Here's a quick gut-check for any assessment summary you write: imagine a co-worker is covering your caseload while you're on vacation, and this summary is all they have to go on. Could they pick up where you left off? Would they understand who this client is, what's getting in the way of their functioning, and how to keep the work moving?
That single test does a lot of work. It pushes you toward clarity, and it quietly filters out the kind of language that doesn't belong in a clinical record in the first place.
What the summary is actually for
An assessment summary isn't a place to record your impressions of someone as a person. It's a working document. Its job is to give anyone reading it — a supervisor, a covering clinician, a treatment team, sometimes the client — an accurate picture of functioning and a usable starting point for the next session.
When you keep the covering co-worker in mind, you naturally write toward function rather than character. You stop describing what the client is "like" and start describing what's happening and how it affects their life.
The trap of labels
The biggest pitfall in summary writing is the descriptive label that feels efficient but carries a quiet judgment. Words like "manipulative," "difficult," "noncompliant," "attention-seeking," "resistant," or "unmotivated" all share a problem: they tell the reader how you feel about the client without telling them what the client actually did.
They also tend to stick. Once "manipulative" lands in a chart, the next clinician reads it before they ever meet the person, and it shapes the encounter before a word is exchanged. That's not a neutral act. A label can follow a client across providers and years, coloring care in ways you'll never see.
Compare these two entries:
"Client was manipulative and resistant throughout the session."
"Client declined to discuss the incident at work and redirected the conversation each time it came up. When asked directly, said, 'I don't see why we have to keep going over this.'"
The second one is longer, and it's better in every way that matters. A covering clinician knows exactly what they're walking into.

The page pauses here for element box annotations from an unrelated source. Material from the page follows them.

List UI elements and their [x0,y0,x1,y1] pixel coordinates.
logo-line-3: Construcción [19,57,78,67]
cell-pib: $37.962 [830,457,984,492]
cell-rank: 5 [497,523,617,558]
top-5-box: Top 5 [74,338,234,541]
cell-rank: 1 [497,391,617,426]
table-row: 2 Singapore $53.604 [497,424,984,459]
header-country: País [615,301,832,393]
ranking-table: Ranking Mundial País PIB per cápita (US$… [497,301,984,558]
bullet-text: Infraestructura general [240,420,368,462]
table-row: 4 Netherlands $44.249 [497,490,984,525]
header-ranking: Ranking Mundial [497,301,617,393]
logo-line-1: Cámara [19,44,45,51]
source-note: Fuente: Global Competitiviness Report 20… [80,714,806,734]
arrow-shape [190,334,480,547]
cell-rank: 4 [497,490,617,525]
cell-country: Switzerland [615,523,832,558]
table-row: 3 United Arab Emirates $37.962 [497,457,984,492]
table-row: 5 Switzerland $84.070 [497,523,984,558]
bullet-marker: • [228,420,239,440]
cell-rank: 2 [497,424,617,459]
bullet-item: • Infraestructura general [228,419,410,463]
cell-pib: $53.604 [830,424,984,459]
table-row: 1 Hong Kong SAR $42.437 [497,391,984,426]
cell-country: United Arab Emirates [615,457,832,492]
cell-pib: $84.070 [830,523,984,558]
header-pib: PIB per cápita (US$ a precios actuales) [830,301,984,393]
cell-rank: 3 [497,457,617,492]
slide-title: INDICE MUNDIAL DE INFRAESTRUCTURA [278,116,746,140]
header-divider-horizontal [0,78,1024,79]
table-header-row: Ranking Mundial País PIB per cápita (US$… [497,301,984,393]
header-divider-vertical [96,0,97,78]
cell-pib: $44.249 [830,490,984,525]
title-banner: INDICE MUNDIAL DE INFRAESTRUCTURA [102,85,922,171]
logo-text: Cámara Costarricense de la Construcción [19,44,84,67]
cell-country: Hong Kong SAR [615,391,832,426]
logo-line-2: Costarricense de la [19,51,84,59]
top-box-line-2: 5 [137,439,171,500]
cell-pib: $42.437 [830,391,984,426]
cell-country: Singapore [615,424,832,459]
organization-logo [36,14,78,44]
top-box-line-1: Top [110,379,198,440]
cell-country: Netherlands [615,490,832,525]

There's no inherited grudge, no diagnosis-by-adjective — just behavior they can recognize and respond to.
Anchor everything to functioning or the working relationship
Here's the filter that does most of the heavy lifting. Before including an observation, ask whether it bears on one of two things: the client's functioning, or the working relationship.
If a behavior affects how the client manages day-to-day life — sleep, work, relationships, safety, self-care — it belongs in the summary, described concretely. If a behavior shapes the therapeutic alliance — how the client engages, what they avoid, where rapport breaks down — it belongs too, because the next clinician needs to navigate it.

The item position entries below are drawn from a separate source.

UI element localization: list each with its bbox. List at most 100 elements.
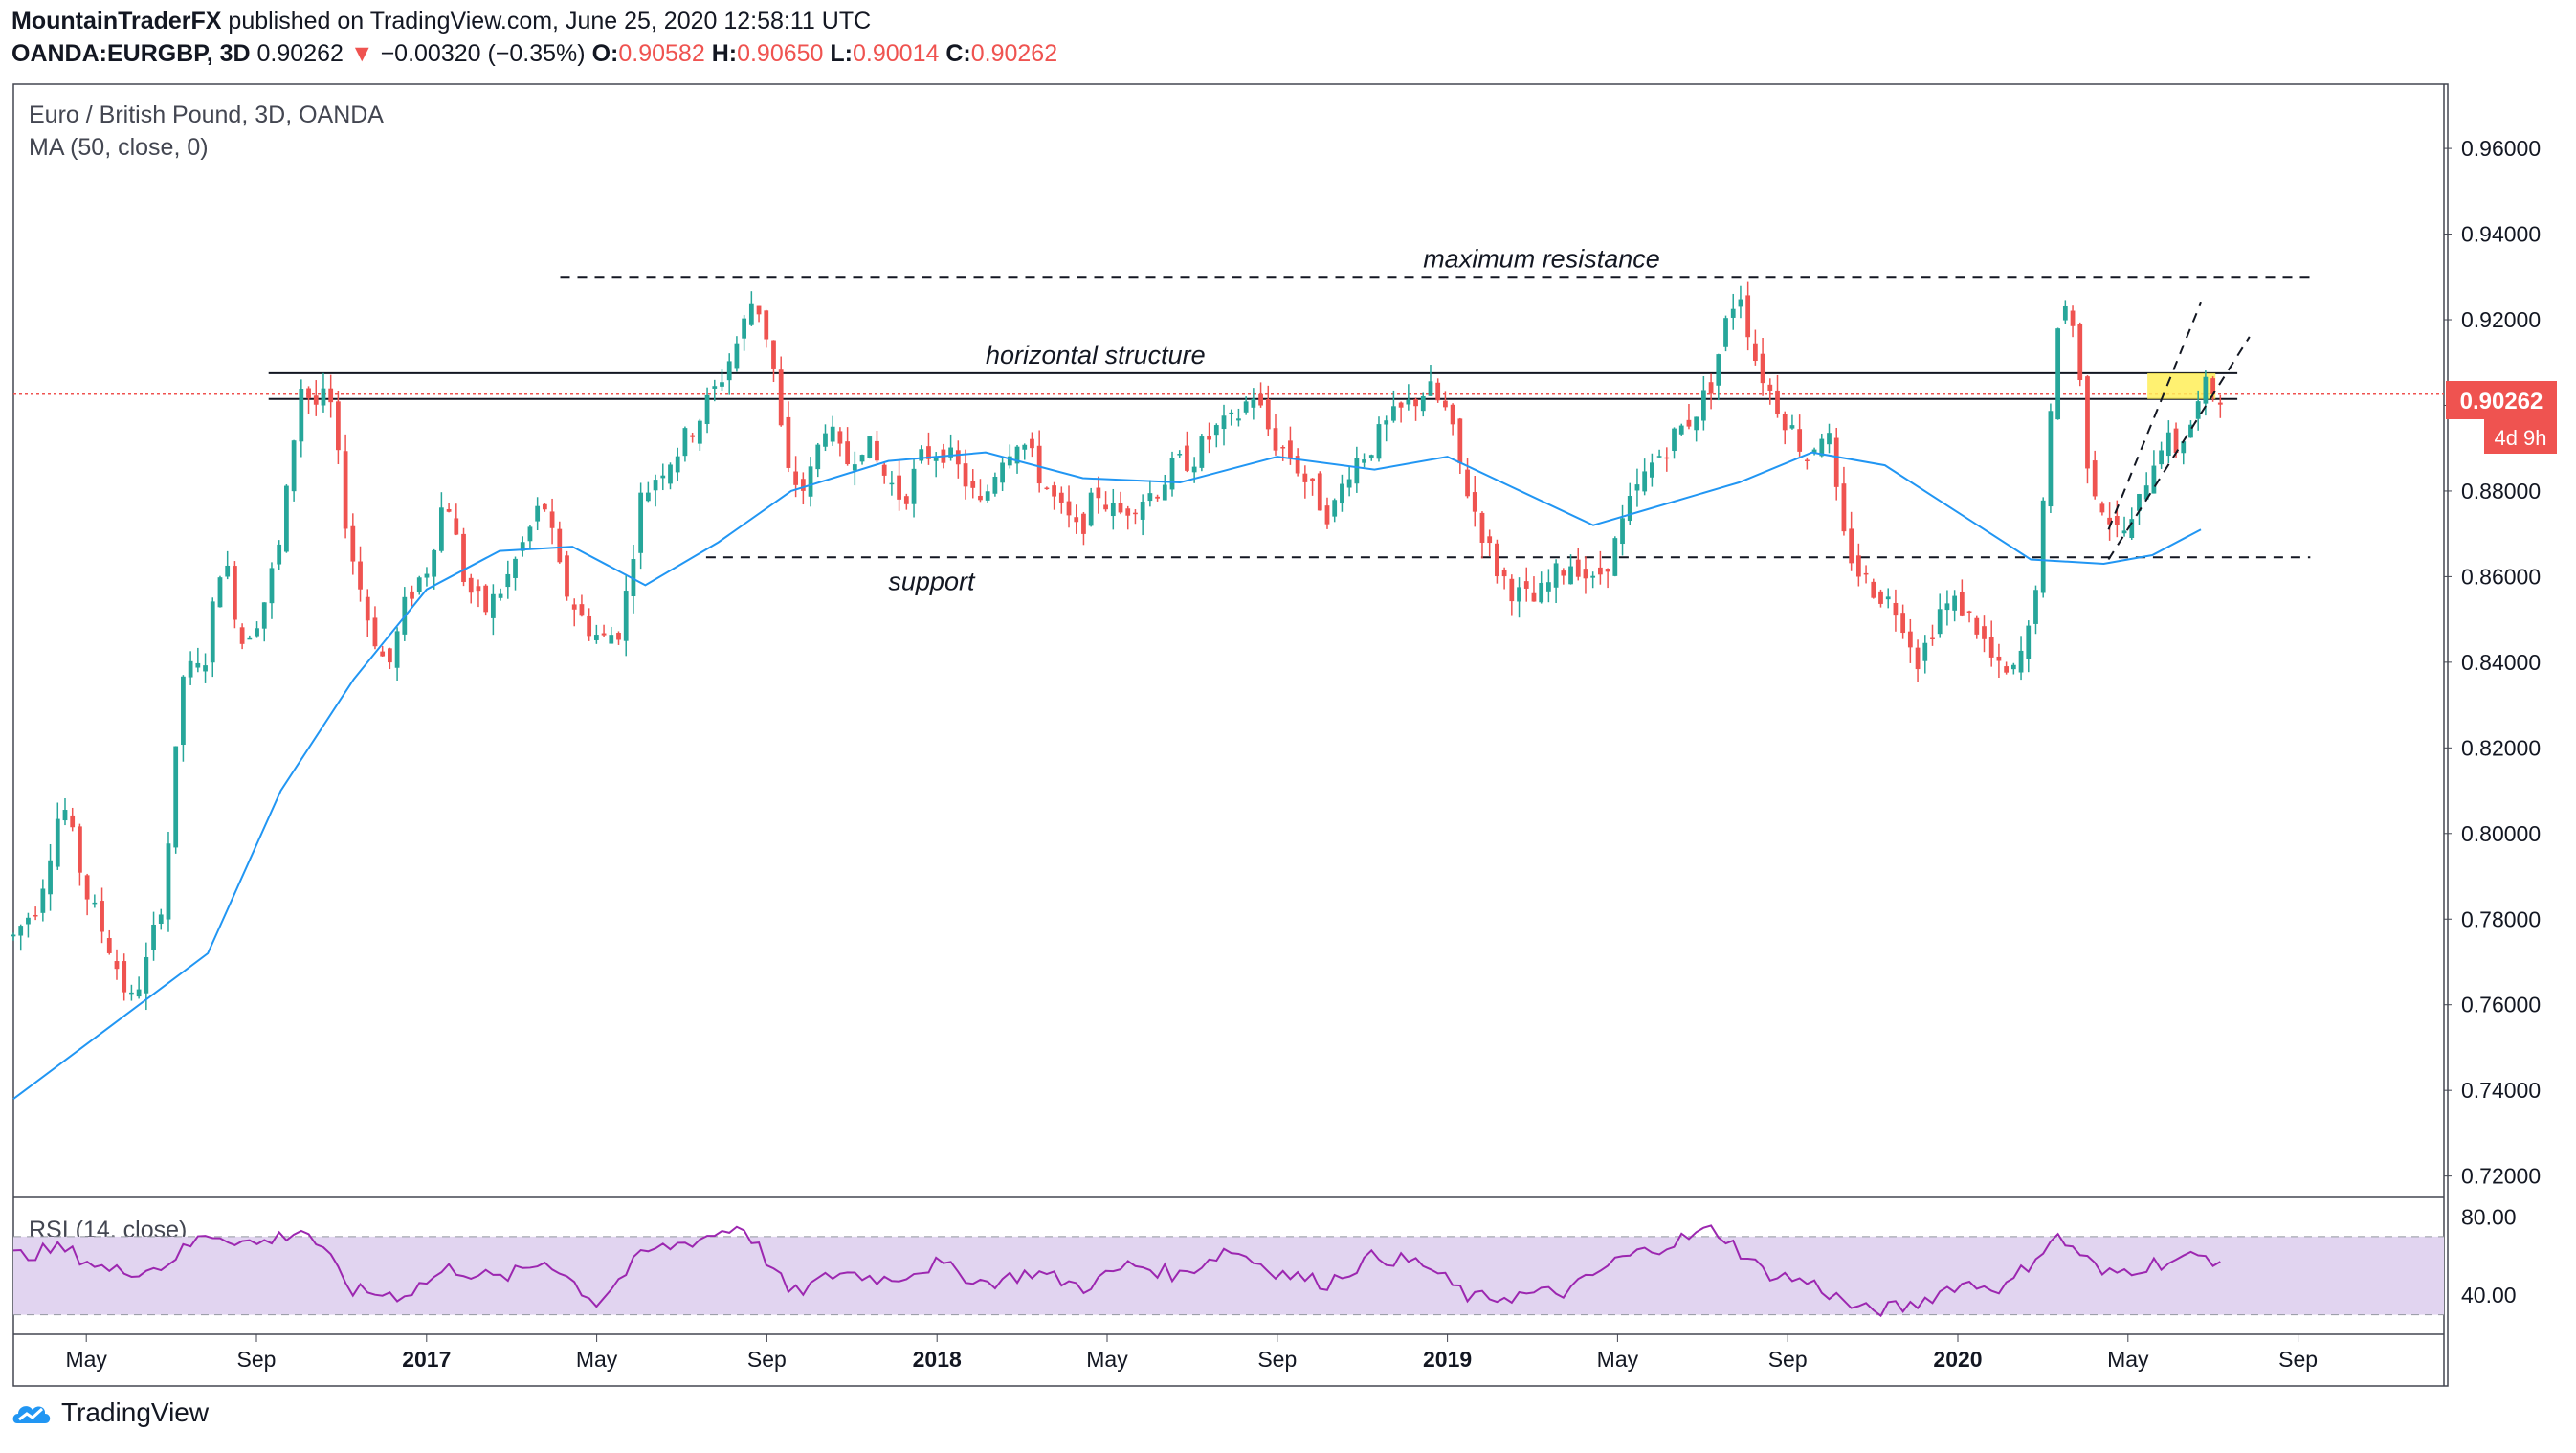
level-label: maximum resistance <box>1423 244 1660 273</box>
candle-body <box>55 818 60 867</box>
candle-body <box>645 492 651 502</box>
candle-body <box>70 815 76 828</box>
time-tick-label: May <box>2107 1347 2149 1372</box>
candle-body <box>1450 404 1455 425</box>
candle-body <box>1664 457 1670 459</box>
candle-body <box>11 934 16 937</box>
candle-body <box>1797 429 1803 452</box>
candle-body <box>1007 456 1012 466</box>
candle-body <box>1435 382 1441 401</box>
price-tick-label: 0.92000 <box>2461 307 2541 332</box>
candle-body <box>1944 603 1950 611</box>
candle-body <box>432 549 437 577</box>
candle-body <box>2195 401 2201 419</box>
candle-body <box>1656 456 1662 458</box>
time-tick-label: Sep <box>1257 1347 1297 1372</box>
time-tick-label: 2019 <box>1423 1347 1472 1372</box>
candle-body <box>210 601 215 663</box>
candle-body <box>1229 412 1234 414</box>
candle-body <box>881 464 887 476</box>
candle-body <box>911 468 917 504</box>
candle-body <box>638 492 644 553</box>
candle-body <box>2070 310 2076 326</box>
candle-body <box>350 525 356 562</box>
tradingview-logo[interactable]: TradingView <box>10 1397 209 1428</box>
candle-body <box>903 496 909 504</box>
candle-body <box>1833 437 1839 487</box>
candle-body <box>1052 485 1056 497</box>
candle-body <box>454 518 459 535</box>
candle-body <box>542 503 547 510</box>
candle-body <box>571 604 577 610</box>
candle-body <box>748 303 754 325</box>
candle-body <box>394 631 400 668</box>
candle-body <box>1177 454 1183 456</box>
author-name[interactable]: MountainTraderFX <box>11 8 222 34</box>
candle-body <box>1730 308 1736 318</box>
rsi-tick-label: 40.00 <box>2461 1283 2517 1308</box>
candle-body <box>2092 460 2098 497</box>
candle-body <box>623 591 629 641</box>
last-price-tag: 0.90262 4d 9h <box>2446 381 2557 454</box>
candle-body <box>690 435 696 437</box>
candle-body <box>1118 503 1123 513</box>
candle-body <box>1088 492 1094 526</box>
candle-body <box>195 662 201 668</box>
candle-body <box>1546 582 1551 592</box>
candle-body <box>2188 424 2193 438</box>
candle-body <box>955 450 961 465</box>
candle-body <box>299 389 304 442</box>
candle-body <box>1716 354 1721 386</box>
candle-body <box>1036 445 1042 484</box>
time-tick-label: 2017 <box>402 1347 451 1372</box>
time-tick-label: May <box>576 1347 618 1372</box>
candle-body <box>1302 473 1308 482</box>
candle-body <box>1398 402 1404 408</box>
tradingview-cloud-icon <box>12 1406 51 1423</box>
candle-body <box>682 428 688 457</box>
candle-body <box>1317 473 1322 511</box>
candle-body <box>336 401 341 451</box>
candle-body <box>166 843 171 920</box>
candle-body <box>144 956 149 994</box>
candle-body <box>1988 637 1994 658</box>
candle-body <box>587 615 592 637</box>
candle-body <box>100 901 104 932</box>
candle-body <box>2143 485 2149 500</box>
candle-body <box>239 627 245 644</box>
candle-body <box>106 938 112 953</box>
candle-body <box>1110 503 1116 517</box>
candle-body <box>601 633 607 636</box>
candle-body <box>1767 384 1773 391</box>
candle-body <box>1642 471 1648 492</box>
candle-body <box>2217 402 2223 405</box>
candle-body <box>62 810 68 821</box>
candle-body <box>1362 459 1366 463</box>
candle-body <box>321 388 326 406</box>
candle-body <box>1140 502 1145 520</box>
candle-body <box>1185 445 1189 471</box>
candle-body <box>2099 503 2105 513</box>
price-chart[interactable]: Euro / British Pound, 3D, OANDA MA (50, … <box>0 0 2576 1388</box>
candle-body <box>416 577 422 592</box>
channel-line <box>2107 302 2202 530</box>
ma-layer <box>12 451 2202 1100</box>
price-tick-label: 0.96000 <box>2461 136 2541 161</box>
candle-body <box>2151 465 2157 494</box>
candle-body <box>1523 581 1529 589</box>
candle-body <box>1213 425 1219 436</box>
candle-body <box>424 573 430 578</box>
candle-body <box>1162 484 1167 501</box>
rsi-tick-label: 80.00 <box>2461 1204 2517 1229</box>
candle-body <box>1376 424 1382 459</box>
candle-body <box>1000 462 1005 483</box>
candle-body <box>40 888 46 913</box>
candle-body <box>2018 650 2024 673</box>
candle-body <box>410 591 414 599</box>
ma-line <box>12 451 2202 1100</box>
candle-body <box>535 505 541 522</box>
candle-body <box>461 533 466 582</box>
candle-body <box>1752 343 1758 362</box>
candle-body <box>660 475 666 479</box>
time-tick-label: Sep <box>747 1347 787 1372</box>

But your private reaction to the client usually fails the test. The fact that a session felt draining, or that you found someone irritating, says more about the interaction than about the client's functioning. If that reaction points to something clinically meaningful — say, the client's interpersonal style consistently pushes people away — then write about the pattern and its impact, not your feeling about it.
A few practical habits
Describe behavior, then its effect. "Client has missed three of the last five appointments; engagement with the treatment plan has stalled as a result" gives the reader both the observation and why it matters.
Quote the client where it's illuminating. A short, direct quote often conveys mental status or affect more accurately than your summary of it, and it keeps your interpretation visible as interpretation.
Separate observation from inference. "Client appeared tearful when discussing her mother" is an observation. "Client is grieving" is an inference. Both can be useful, but the reader should be able to tell which is which.
Read it back as the covering co-worker. Would the language make you approach this person with curiosity or with caution you haven't earned? If it's the latter, revise.
Why this shows up on the exam
This isn't only good practice — it's testable. ASWB questions frequently probe the line between objective documentation and biased or judgmental language, and between observation and inference. You'll see scenarios asking what a social worker should include in a record, or which note is most appropriate, and the right answer almost always favors specific, behavior-focused, functioning-anchored language over characterological labels.
In SWTP's practice tests, you'll see this distinction tested in assessment and documentation items, where the tempting wrong answers are the ones that sound clinical but actually encode a judgment.
Try this now
Take a recent note — or write a quick one from memory — and circle any word that describes the client as a type of person rather than describing something they did. For each one, ask: what behavior made me write that, and how does it affect their functioning or our work together? Rewrite the line around the answer. That's the whole skill, and it's one you can practice in five minutes.
Documentation questions are some of the most reliably winnable points on the exam, because the underlying principle barely changes from item to item. Once the covering co-worker test is second nature, you'll spot the biased option before you finish reading it.